December 21, 2006
David Pogue in the NY Times has a good review of Cellphones That Track the Kids:
But this is one sci-fi gadget that’s no longer fi, thanks to advanced sci — satellite-based tracking based on GPS technology. At least five companies — Wherify Wireless, Guardian Angel Technology, Disney Mobile, Verizon Wireless and Sprint — have built G.P.S. tracking into something children carry voluntarily: cellphones. The super-simplified Wherifone ($100), for example, is intended for very young or old customers. Because it has no number pad, it’s probably the smallest cellphone you’ve ever seen — about the size of a Fig Newton. On the company’s Web site, wherifywireless.com, you can program three of its four speed-dial buttons to dial Mom, Dad and Gramps, for example; the fourth summons an address book containing 20 more numbers.
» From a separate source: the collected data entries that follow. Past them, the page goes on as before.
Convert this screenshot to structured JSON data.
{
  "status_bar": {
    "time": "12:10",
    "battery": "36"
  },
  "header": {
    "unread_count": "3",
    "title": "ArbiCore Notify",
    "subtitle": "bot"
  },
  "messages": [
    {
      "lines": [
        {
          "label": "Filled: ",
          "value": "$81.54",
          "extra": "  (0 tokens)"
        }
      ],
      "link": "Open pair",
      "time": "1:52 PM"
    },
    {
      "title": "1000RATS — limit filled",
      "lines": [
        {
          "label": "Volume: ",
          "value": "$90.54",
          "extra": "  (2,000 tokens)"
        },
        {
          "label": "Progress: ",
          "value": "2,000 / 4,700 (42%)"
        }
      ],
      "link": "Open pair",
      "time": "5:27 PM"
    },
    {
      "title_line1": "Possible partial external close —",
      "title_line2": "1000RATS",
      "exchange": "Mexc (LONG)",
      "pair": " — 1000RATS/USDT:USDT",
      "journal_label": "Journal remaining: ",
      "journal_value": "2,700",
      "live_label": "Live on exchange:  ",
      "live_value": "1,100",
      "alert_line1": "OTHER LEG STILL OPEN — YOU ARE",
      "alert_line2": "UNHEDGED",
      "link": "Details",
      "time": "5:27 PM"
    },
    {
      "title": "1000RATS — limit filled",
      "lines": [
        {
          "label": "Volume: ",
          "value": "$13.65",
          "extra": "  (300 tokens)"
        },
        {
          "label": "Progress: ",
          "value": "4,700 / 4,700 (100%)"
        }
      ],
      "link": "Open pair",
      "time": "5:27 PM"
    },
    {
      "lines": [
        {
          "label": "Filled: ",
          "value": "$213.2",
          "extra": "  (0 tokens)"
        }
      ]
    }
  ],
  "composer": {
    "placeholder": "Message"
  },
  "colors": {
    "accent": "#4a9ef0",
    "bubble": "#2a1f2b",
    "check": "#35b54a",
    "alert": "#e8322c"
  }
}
For $10 a month, Sprint’s Family Locator feature offers 58 trackable phone models for your children; Verizon’s Chaperone plan offers four phones, including the Wherifone-like four-button Migo for younger children. You, the parent, can perform unlimited location checks either from a Web site or your own Sprint or Verizon phone (30 models from Sprint, 12 from Verizon).
Sprint’s map Web page is far more sophisticated than Verizon’s — it offers aerial views, reports of past locations and the ability to add landmarks to the map (like “Robin’s house”), but it’s incompatible with Safari, the Macintosh browser.
Verizon offers, for yet another $10 monthly, another equation-changing feature called Child Zone, in which a text message notifies you every time your child strays beyond geographical boundaries that you’ve set up. It’s like a more humane version of the electric doggie fence.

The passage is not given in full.